The Englishman's Boy
- Trade Paperback Edition
- Author: Guy Vanderhaeghe
- Language: English
- Genre: Historical fiction
- Publisher: McClelland & Stewart
- Publication date: 14 September 1996
- Publication place: Canada
- Media type: Hardcover and Paperback
- Pages: 333
- ISBN: 0-7710-8693-8
- OCLC: 35941592

= The Englishman's Boy =

1996 novel by Guy Vanderhaeghe

The Englishman's Boy is a novel by Guy Vanderhaeghe, published in 1996 by McClelland and Stewart, which won the Governor General's Award for English-language fiction in 1996 and was nominated for the Giller Prize.
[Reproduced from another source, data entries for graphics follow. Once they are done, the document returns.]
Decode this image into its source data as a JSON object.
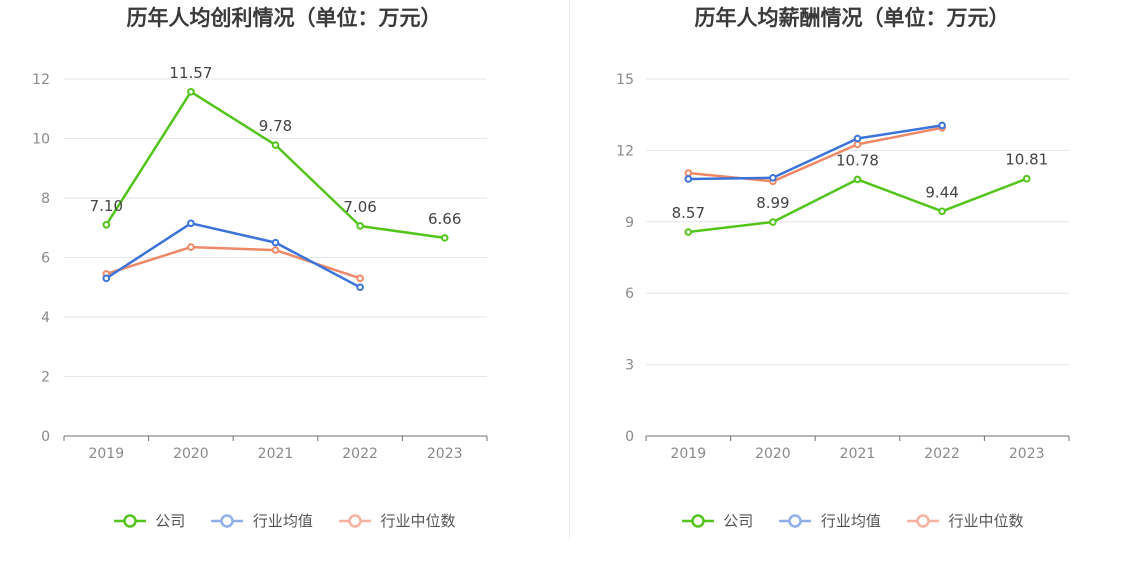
{
  "chart_data": [
    {
      "type": "line",
      "title": "历年人均创利情况（单位：万元）",
      "categories": [
        "2019",
        "2020",
        "2021",
        "2022",
        "2023"
      ],
      "ylim": [
        0,
        12
      ],
      "yticks": [
        0,
        2,
        4,
        6,
        8,
        10,
        12
      ],
      "grid": true,
      "legend_position": "bottom",
      "series": [
        {
          "name": "公司",
          "color": "#52c41a",
          "values": [
            7.1,
            11.57,
            9.78,
            7.06,
            6.66
          ],
          "labels": [
            "7.10",
            "11.57",
            "9.78",
            "7.06",
            "6.66"
          ]
        },
        {
          "name": "行业均值",
          "color": "#3b73d9",
          "values": [
            5.3,
            7.15,
            6.5,
            5.0,
            null
          ]
        },
        {
          "name": "行业中位数",
          "color": "#ee8866",
          "values": [
            5.45,
            6.35,
            6.25,
            5.3,
            null
          ]
        }
      ]
    },
    {
      "type": "line",
      "title": "历年人均薪酬情况（单位：万元）",
      "categories": [
        "2019",
        "2020",
        "2021",
        "2022",
        "2023"
      ],
      "ylim": [
        0,
        15
      ],
      "yticks": [
        0,
        3,
        6,
        9,
        12,
        15
      ],
      "grid": true,
      "legend_position": "bottom",
      "series": [
        {
          "name": "公司",
          "color": "#52c41a",
          "values": [
            8.57,
            8.99,
            10.78,
            9.44,
            10.81
          ],
          "labels": [
            "8.57",
            "8.99",
            "10.78",
            "9.44",
            "10.81"
          ]
        },
        {
          "name": "行业均值",
          "color": "#3b73d9",
          "values": [
            10.8,
            10.85,
            12.5,
            13.05,
            null
          ]
        },
        {
          "name": "行业中位数",
          "color": "#ee8866",
          "values": [
            11.05,
            10.7,
            12.25,
            12.95,
            null
          ]
        }
      ]
    }
  ],
  "legend_colors": [
    "#52c41a",
    "#8fb0ea",
    "#f5b3a0"
  ]
}
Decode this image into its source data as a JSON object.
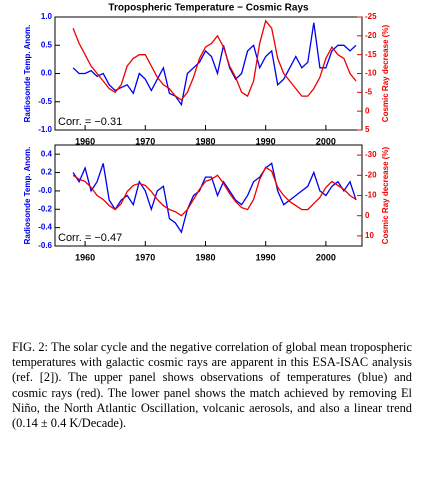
{
  "chart_data": [
    {
      "type": "line",
      "title": "Tropospheric Temperature − Cosmic Rays",
      "ylabel": "Radiosonde Temp. Anom.",
      "y2label": "Cosmic Ray decrease (%)",
      "annotation": "Corr. = −0.31",
      "x": [
        1958,
        1959,
        1960,
        1961,
        1962,
        1963,
        1964,
        1965,
        1966,
        1967,
        1968,
        1969,
        1970,
        1971,
        1972,
        1973,
        1974,
        1975,
        1976,
        1977,
        1978,
        1979,
        1980,
        1981,
        1982,
        1983,
        1984,
        1985,
        1986,
        1987,
        1988,
        1989,
        1990,
        1991,
        1992,
        1993,
        1994,
        1995,
        1996,
        1997,
        1998,
        1999,
        2000,
        2001,
        2002,
        2003,
        2004,
        2005
      ],
      "xlim": [
        1955,
        2006
      ],
      "xticks": [
        1960,
        1970,
        1980,
        1990,
        2000
      ],
      "ylim": [
        -1.0,
        1.0
      ],
      "yticks": [
        {
          "value": -1.0,
          "label": "-1.0"
        },
        -0.5,
        {
          "value": 0.0,
          "label": "0.0"
        },
        0.5,
        {
          "value": 1.0,
          "label": "1.0"
        }
      ],
      "y2lim": [
        -25,
        5
      ],
      "y2_reversed": true,
      "y2ticks": [
        -25,
        -20,
        -15,
        -10,
        -5,
        0,
        5
      ],
      "series": [
        {
          "color": "#0000ee",
          "values": [
            0.1,
            0.0,
            0.0,
            0.05,
            -0.05,
            0.0,
            -0.2,
            -0.3,
            -0.25,
            -0.2,
            -0.35,
            0.0,
            -0.1,
            -0.3,
            -0.1,
            0.1,
            -0.35,
            -0.4,
            -0.55,
            0.0,
            0.1,
            0.2,
            0.4,
            0.3,
            0.0,
            0.5,
            0.1,
            -0.1,
            0.0,
            0.4,
            0.5,
            0.1,
            0.3,
            0.4,
            -0.2,
            -0.1,
            0.1,
            0.3,
            0.1,
            0.2,
            0.9,
            0.1,
            0.1,
            0.4,
            0.5,
            0.5,
            0.4,
            0.5
          ]
        },
        {
          "color": "#ee0000",
          "axis": "y2",
          "values": [
            -22,
            -18,
            -15,
            -12,
            -10,
            -8,
            -6,
            -5,
            -7,
            -12,
            -14,
            -15,
            -15,
            -12,
            -9,
            -7,
            -6,
            -4,
            -3,
            -5,
            -9,
            -14,
            -17,
            -18,
            -20,
            -17,
            -12,
            -9,
            -5,
            -4,
            -8,
            -18,
            -24,
            -22,
            -14,
            -10,
            -8,
            -6,
            -4,
            -4,
            -6,
            -9,
            -14,
            -17,
            -15,
            -14,
            -10,
            -8
          ]
        }
      ]
    },
    {
      "type": "line",
      "ylabel": "Radiosonde Temp. Anom.",
      "y2label": "Cosmic Ray decrease (%)",
      "annotation": "Corr. = −0.47",
      "x": [
        1958,
        1959,
        1960,
        1961,
        1962,
        1963,
        1964,
        1965,
        1966,
        1967,
        1968,
        1969,
        1970,
        1971,
        1972,
        1973,
        1974,
        1975,
        1976,
        1977,
        1978,
        1979,
        1980,
        1981,
        1982,
        1983,
        1984,
        1985,
        1986,
        1987,
        1988,
        1989,
        1990,
        1991,
        1992,
        1993,
        1994,
        1995,
        1996,
        1997,
        1998,
        1999,
        2000,
        2001,
        2002,
        2003,
        2004,
        2005
      ],
      "xlim": [
        1955,
        2006
      ],
      "xticks": [
        1960,
        1970,
        1980,
        1990,
        2000
      ],
      "ylim": [
        -0.6,
        0.5
      ],
      "yticks": [
        -0.6,
        -0.4,
        -0.2,
        {
          "value": 0.0,
          "label": "-0.0"
        },
        0.2,
        0.4
      ],
      "y2lim": [
        -35,
        15
      ],
      "y2_reversed": true,
      "y2ticks": [
        -30,
        -20,
        -10,
        0,
        10
      ],
      "series": [
        {
          "color": "#0000ee",
          "values": [
            0.2,
            0.1,
            0.25,
            0.0,
            0.1,
            0.3,
            -0.1,
            -0.2,
            -0.1,
            -0.05,
            -0.15,
            0.1,
            0.0,
            -0.2,
            0.0,
            0.05,
            -0.3,
            -0.35,
            -0.45,
            -0.2,
            -0.05,
            0.0,
            0.15,
            0.15,
            -0.05,
            0.1,
            0.0,
            -0.1,
            -0.15,
            -0.05,
            0.1,
            0.15,
            0.25,
            0.3,
            0.0,
            -0.15,
            -0.1,
            -0.05,
            0.0,
            0.05,
            0.2,
            0.0,
            -0.05,
            0.05,
            0.1,
            0.0,
            0.1,
            -0.1
          ]
        },
        {
          "color": "#ee0000",
          "axis": "y2",
          "values": [
            -20,
            -18,
            -17,
            -14,
            -10,
            -8,
            -5,
            -3,
            -6,
            -12,
            -15,
            -16,
            -15,
            -12,
            -8,
            -5,
            -3,
            -2,
            0,
            -3,
            -8,
            -13,
            -17,
            -18,
            -20,
            -16,
            -11,
            -7,
            -4,
            -3,
            -8,
            -18,
            -24,
            -22,
            -14,
            -10,
            -7,
            -5,
            -3,
            -3,
            -6,
            -9,
            -14,
            -17,
            -15,
            -13,
            -10,
            -8
          ]
        }
      ]
    }
  ],
  "caption": "FIG. 2: The solar cycle and the negative correlation of global mean tropospheric temperatures with galactic cosmic rays are apparent in this ESA-ISAC analysis (ref. [2]). The upper panel shows observations of temperatures (blue) and cosmic rays (red). The lower panel shows the match achieved by removing El Niño, the North Atlantic Oscillation, volcanic aerosols, and also a linear trend (0.14 ± 0.4 K/Decade)."
}
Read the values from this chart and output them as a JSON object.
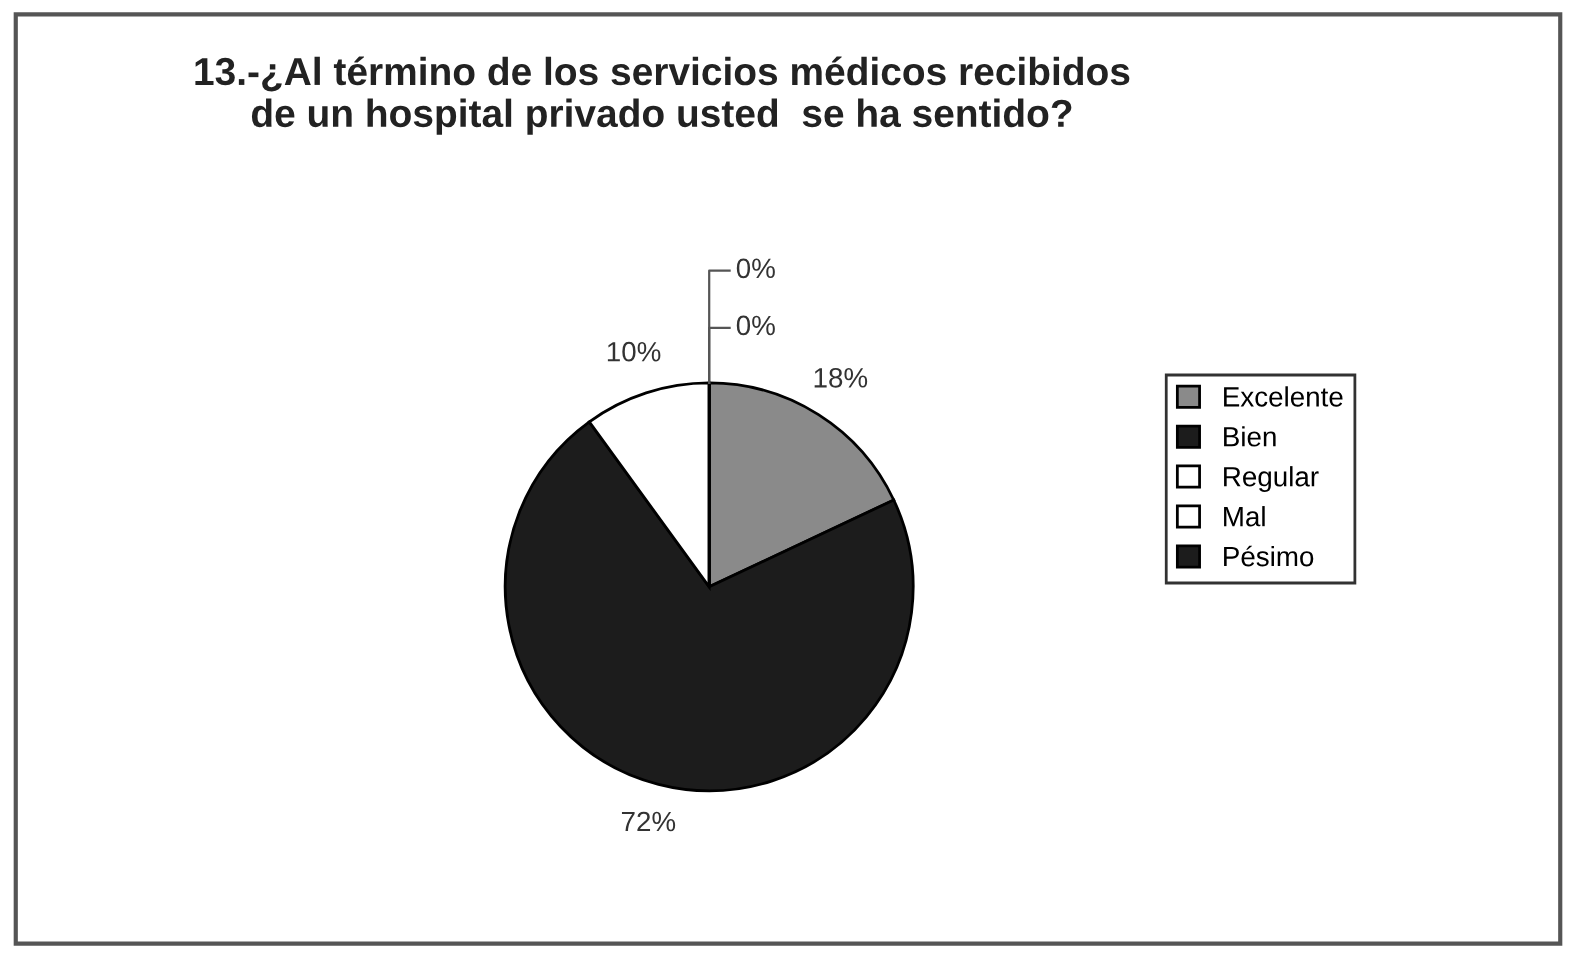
{
  "chart_data": {
    "type": "pie",
    "title": "13.-¿Al término de los servicios médicos recibidos\nde un hospital privado usted  se ha sentido?",
    "categories": [
      "Excelente",
      "Bien",
      "Regular",
      "Mal",
      "Pésimo"
    ],
    "values": [
      18,
      72,
      10,
      0,
      0
    ],
    "colors": [
      "#8a8a8a",
      "#1c1c1c",
      "#ffffff",
      "#ffffff",
      "#1c1c1c"
    ],
    "value_labels": [
      "18%",
      "72%",
      "10%",
      "0%",
      "0%"
    ],
    "legend": "right"
  }
}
It deals with the events of the Cypress Hills Massacre (1873) as told 50 years later to a young screenwriter in Hollywood by the last living survivor.

==Television adaptation==
On 2 March 2008, The Englishman's Boy premiered as a miniseries on CBC with a budget of $11.7 million. The series won six Gemini Awards: Best Dramatic Mini-Series; John N. Smith as director; Nicholas Campbell as leading actor; Katharine Isabelle as supporting actress; Carmen Kotyk, for casting; and Beverley Wowchuk for costumes.

In November 2017 the miniseries was released on the Canada Media Fund Encore+ YouTube channel.